It’s impossible to predict with that level of detail. Significantly (and perhaps unintuitively), the power factor of a load is not an indication of how sensitive the load measurement will be to introduced phase errors. The detail that’s missing is the phase of the fundamental (50Hz for me, 60Hz for you) component of the current signal (relative to V). If that’s close to 0° then the measurement will be quite insensitive to introduced phase errors (just like a big fat unity power factor resistive load is). If it’s a long way from 0° like in the two examples above, then it will be quite sensitive.
I’ve previously said it makes no sense to talk about phase when you’re dealing with non-sinusoidal signals, and then went ahead and broke my own rule in the two examples above by declaring the phase differences to be ~90° and ~50°, although I did include a caveat: “but they’re close enough [to a sinewave] that you could at least imagine what the 50Hz component would look like were you to extract it.” I eyeballed an FFT out of the signal. In the Microwave case it didn’t take much imagination at all, the Pool case is a little more challenging. Actually, I cheated a little in that case and asked my energy IC what it made of the signal… it calculated the fundamental phase difference to be 52.3°. There are some signals that I would never even attempt to guess at. Here’s a signal that my energy monitor (and my revenue meter) has to deal with at least twice a day:
That one doesn’t even require drilling down to a per-circuit basis. That’s what your main feed from the street to the house will look like if you’ve got solar panels and the solar panel output is roughly balanced with the house loads. That happens just after dawn and just before dusk every day, and quite a bit throughout the day on the cloudy days.

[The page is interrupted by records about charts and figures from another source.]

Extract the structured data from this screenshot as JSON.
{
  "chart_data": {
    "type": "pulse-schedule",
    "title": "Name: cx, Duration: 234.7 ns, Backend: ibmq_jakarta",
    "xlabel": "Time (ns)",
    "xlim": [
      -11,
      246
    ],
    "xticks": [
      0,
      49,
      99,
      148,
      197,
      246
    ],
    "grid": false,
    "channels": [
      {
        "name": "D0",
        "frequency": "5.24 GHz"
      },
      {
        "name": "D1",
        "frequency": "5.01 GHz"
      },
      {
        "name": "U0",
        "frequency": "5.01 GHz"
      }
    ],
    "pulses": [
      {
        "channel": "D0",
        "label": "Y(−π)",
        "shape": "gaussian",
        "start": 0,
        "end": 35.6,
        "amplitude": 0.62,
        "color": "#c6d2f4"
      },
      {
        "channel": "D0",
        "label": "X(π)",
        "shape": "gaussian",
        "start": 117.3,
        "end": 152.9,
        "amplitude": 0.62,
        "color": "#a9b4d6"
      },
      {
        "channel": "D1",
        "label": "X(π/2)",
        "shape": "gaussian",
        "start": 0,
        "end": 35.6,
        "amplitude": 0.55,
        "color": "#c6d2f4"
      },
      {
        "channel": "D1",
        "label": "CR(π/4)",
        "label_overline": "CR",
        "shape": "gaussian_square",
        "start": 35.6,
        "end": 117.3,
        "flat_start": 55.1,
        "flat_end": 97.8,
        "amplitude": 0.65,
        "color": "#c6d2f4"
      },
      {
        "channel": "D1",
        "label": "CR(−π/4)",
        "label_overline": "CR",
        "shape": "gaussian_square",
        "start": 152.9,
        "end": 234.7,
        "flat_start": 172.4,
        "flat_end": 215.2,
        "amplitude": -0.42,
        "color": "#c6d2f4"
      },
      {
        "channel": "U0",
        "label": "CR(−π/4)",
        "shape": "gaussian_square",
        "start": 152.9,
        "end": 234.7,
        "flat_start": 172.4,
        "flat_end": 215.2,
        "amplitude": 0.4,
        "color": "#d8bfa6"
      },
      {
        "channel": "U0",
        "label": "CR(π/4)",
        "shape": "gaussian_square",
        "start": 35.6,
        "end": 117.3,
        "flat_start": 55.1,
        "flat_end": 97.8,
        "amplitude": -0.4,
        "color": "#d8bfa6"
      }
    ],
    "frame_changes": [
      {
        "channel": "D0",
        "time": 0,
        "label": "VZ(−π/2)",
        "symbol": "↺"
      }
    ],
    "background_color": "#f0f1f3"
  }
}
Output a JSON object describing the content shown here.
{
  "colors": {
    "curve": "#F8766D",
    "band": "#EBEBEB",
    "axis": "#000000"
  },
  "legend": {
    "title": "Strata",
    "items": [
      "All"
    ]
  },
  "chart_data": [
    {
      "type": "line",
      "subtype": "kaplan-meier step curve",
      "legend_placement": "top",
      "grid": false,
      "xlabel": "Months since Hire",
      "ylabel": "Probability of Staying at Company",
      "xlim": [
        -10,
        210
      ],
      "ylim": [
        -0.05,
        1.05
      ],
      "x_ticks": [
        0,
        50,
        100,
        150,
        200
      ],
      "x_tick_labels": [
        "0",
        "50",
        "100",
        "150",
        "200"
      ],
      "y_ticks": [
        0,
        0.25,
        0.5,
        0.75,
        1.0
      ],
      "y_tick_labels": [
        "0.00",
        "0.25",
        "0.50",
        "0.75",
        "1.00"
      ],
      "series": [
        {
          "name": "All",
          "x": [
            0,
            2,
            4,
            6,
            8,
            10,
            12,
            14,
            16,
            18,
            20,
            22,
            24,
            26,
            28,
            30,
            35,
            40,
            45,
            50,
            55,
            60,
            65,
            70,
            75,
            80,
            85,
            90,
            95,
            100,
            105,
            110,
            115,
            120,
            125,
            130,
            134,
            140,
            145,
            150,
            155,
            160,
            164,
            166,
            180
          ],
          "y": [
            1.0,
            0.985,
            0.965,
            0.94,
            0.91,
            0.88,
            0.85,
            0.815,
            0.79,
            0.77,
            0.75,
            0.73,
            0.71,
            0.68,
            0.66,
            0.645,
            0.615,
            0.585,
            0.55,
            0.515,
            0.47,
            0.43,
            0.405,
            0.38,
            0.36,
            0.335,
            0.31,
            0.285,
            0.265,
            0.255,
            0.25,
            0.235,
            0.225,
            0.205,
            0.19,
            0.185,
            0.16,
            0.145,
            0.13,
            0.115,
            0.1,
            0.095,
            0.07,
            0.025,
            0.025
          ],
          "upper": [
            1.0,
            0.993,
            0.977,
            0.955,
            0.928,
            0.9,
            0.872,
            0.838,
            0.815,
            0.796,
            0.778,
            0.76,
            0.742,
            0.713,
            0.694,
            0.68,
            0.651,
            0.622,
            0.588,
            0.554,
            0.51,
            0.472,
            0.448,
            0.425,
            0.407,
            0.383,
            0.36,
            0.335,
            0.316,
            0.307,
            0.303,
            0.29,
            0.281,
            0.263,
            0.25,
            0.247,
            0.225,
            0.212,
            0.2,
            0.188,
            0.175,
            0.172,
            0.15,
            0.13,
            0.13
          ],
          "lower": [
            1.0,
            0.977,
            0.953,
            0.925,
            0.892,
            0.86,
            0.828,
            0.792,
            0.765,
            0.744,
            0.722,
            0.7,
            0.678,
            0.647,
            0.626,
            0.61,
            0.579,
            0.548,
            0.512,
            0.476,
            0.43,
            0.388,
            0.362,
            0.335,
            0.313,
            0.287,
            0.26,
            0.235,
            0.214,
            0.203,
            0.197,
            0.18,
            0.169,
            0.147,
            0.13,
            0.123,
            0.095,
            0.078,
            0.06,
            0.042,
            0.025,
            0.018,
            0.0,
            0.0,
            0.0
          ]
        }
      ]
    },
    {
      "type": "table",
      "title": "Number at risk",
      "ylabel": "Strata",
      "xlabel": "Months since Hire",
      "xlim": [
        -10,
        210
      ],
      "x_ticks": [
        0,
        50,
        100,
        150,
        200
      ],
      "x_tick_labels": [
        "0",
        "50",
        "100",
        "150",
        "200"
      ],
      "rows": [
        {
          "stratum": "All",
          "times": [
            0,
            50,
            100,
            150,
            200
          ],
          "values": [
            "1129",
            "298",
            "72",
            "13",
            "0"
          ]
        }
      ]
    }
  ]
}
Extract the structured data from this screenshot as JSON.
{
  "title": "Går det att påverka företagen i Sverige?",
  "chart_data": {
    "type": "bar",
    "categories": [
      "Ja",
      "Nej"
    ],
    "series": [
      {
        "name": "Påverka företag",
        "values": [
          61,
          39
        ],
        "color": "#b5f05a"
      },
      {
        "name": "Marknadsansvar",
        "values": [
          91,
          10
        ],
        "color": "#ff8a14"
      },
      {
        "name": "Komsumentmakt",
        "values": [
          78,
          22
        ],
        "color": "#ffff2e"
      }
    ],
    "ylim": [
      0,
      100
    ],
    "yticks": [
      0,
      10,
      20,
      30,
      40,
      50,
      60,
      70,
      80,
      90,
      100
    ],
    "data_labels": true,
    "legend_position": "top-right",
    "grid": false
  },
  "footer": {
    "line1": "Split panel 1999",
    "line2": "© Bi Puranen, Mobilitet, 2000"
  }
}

In summary, there are two pretty-much unrelated causes for non-unity power factors:
- a phase shift between V and I
- harmonics in I (i.e. non-sinusoidal I)
and typically you’ll have contributions from both. It’s the contributions from the first that determine how sensitive your measurement will be to introduced phase errors.
To demonstrate here’s a simple experiment you can try in a spreadsheet: knock up the standard single cycle V and I columns, in-phase perfect sinewaves, say 240V and 1A. Observe how both Apparent Power and Real Power come out at 240W and that the PF is 1. Play around with rotating one of the columns south by a cell or two (introducing a measurement phase error) and note how insensitive the Real Power calculation is to the phase error.
Now add a 10A 150Hz in-phase sinewave into the I column such that the I column is now the sum of a 1A 50Hz sinewave and a 10A 150Hz sinewave. Irms will be totally dominated by the 10A. Apparent power will shoot up to 2412 watts, Real Power will remain unchanged at 240W and power factor will drop down to 0.1. Again play around with moving a column south by a cell or two to introduce a measurement phase error and note how insensitive the calculation is to the error. So in this ridiculously extreme example, we’ve got an extremely low power factor but the Real Power measurement is just as robust as a unity power factor resistive load, when it comes to introduced phase errors.
BTW, this example also shows why it makes no sense to speak of angles when your non-unity power factor is caused by harmonics in I. You could calculate arccos(Real/Apparent) and you’d get 84° but there are no sinewaves here that are shifted by 84°. All the sinewaves in this experiment are in perfect phase with each other. The 84° is meaningless. It’s even a bit misleading, because it might tempt you to think: if the sinewaves are already out by 84° then this measurement is going to be very sensitive to any introduced phase errors. In reality, this measurement is extremely insensitive to introduced phase errors, because the sinewaves are in perfect sync with each other (and the power factor is very very low).